We established two temporal ranges (recent = 20-60 generations ago; and postglacial = 4,000 – 12,000 generations ago; generation time = 1.5 years) for two potential demographic events (population split from source lineage with or without a founder event) resulting in four possible models to compare: recent population split following a founder event (Fig. 2A); postglacial population split followed by a recent founder event (Fig. 2B); recent population split without a founder event (Fig. 2C); and postglacial population split without a founder event (Fig. 2D). In addition, two different gene migration scenarios were implemented: a ‘strict isolation’ scenario with migration rates set to zero; and an ‘isolation with migration’ scenario where migration rates can vary freely. The current effective size of the UCSD population (Pop. Size 1 in Fig. 2) was estimated within a range of 35 to 280 individuals based on previous direct censuses (Atwell et al. 2014; Fudickaret al. 2017) in scenarios A and B, while it was allowed to vary in models C and D. The number of colonizers in scenarios A and B was set to vary between 2 and 280. Mutation rate was fixed at 2.21x10-9 in all the cases (Nam et al. 2010; Smeds et al. 2016), and a generation time of 1.5 years was assumed to calibrate parameters and estimate divergence times. The likelihood of each of the final eight models was estimated with fastSIMCOAL2 along with the time of population splitting, the current and ancestral effective population sizes, and the gene migration rates in those models where they were implemented.
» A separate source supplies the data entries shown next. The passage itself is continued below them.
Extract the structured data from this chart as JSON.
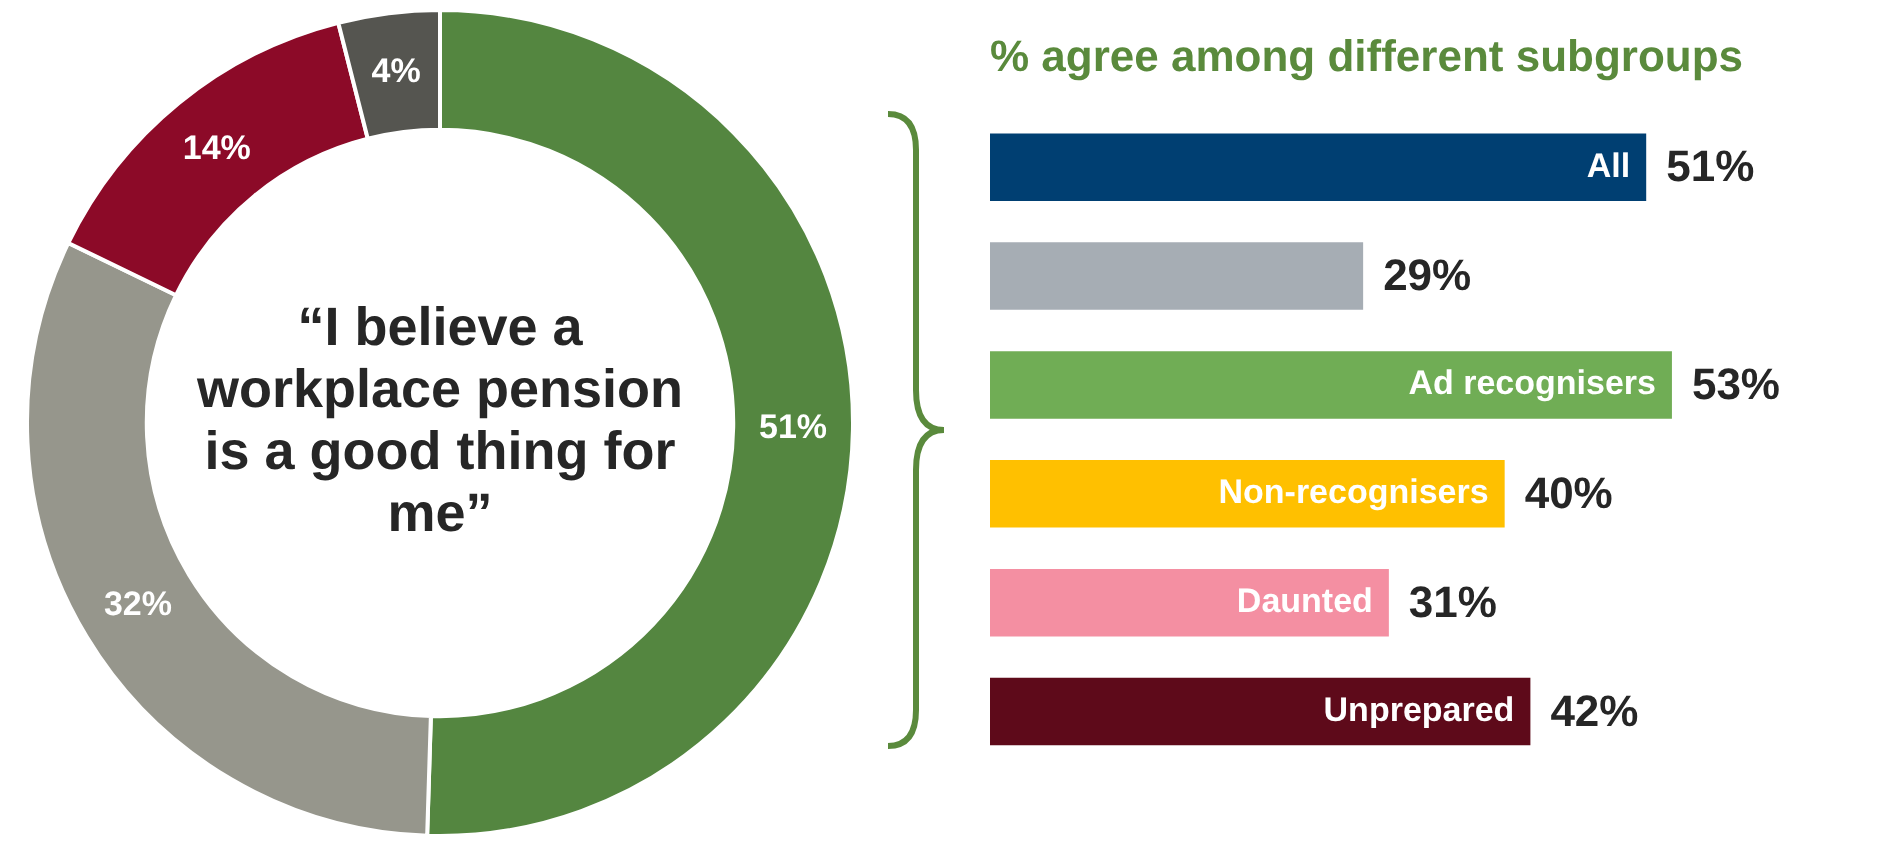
{
  "chart_data": [
    {
      "type": "donut",
      "title": "“I believe a workplace pension is a good thing for me”",
      "categories": [
        null,
        null,
        null,
        null
      ],
      "values": [
        51,
        32,
        14,
        4
      ],
      "colors": [
        "#548640",
        "#96968c",
        "#8c0a28",
        "#555550"
      ],
      "value_labels": [
        "51%",
        "32%",
        "14%",
        "4%"
      ],
      "legend": false
    },
    {
      "type": "bar",
      "orientation": "horizontal",
      "title": "% agree among different subgroups",
      "categories": [
        "All",
        null,
        "Ad recognisers",
        "Non-recognisers",
        "Daunted",
        "Unprepared"
      ],
      "values": [
        51,
        29,
        53,
        40,
        31,
        42
      ],
      "colors": [
        "#003f72",
        "#a6adb4",
        "#70ad55",
        "#ffc000",
        "#f48fa2",
        "#5e0a1a"
      ],
      "value_labels": [
        "51%",
        "29%",
        "53%",
        "40%",
        "31%",
        "42%"
      ],
      "legend": false
    }
  ]
}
As input data we used the folded site frequency spectra (SFS) generated from GBS data. We retained the samples corresponding to the two study groups from the ‘Full Dataset’ and filtered out sex-linked positions to avoid distortions related to loci with different effective sizes. We applied the HWE filter, resulting in a matrix of 828,699 SNP loci. Because singletons are important for estimating parameters and likelihoods, no MAF filters were applied. The SFS were generated with easySFS (https://github.com/isaacovercast/easySFS), maximizing the number of segregating sites as recommended by the authors (I. Overcast, pers. comm.). Parameter values with the highest likelihood were estimated under each of the models after 50 cycles of the algorithm, with 150,000 coalescent simulations per cycle. This procedure was replicated 100 times and the set of parameter values with the highest final likelihood was retained as the best point estimate. To compare models we applied the Akaike Information Criterion (AIC; Akaike 1998). For estimating 95% support limits for the parameters estimated under the best model, we followed the same bootstrap procedure than for RADpainter using blocks of 51 SNPs to produce 100 bootstrapped datasets.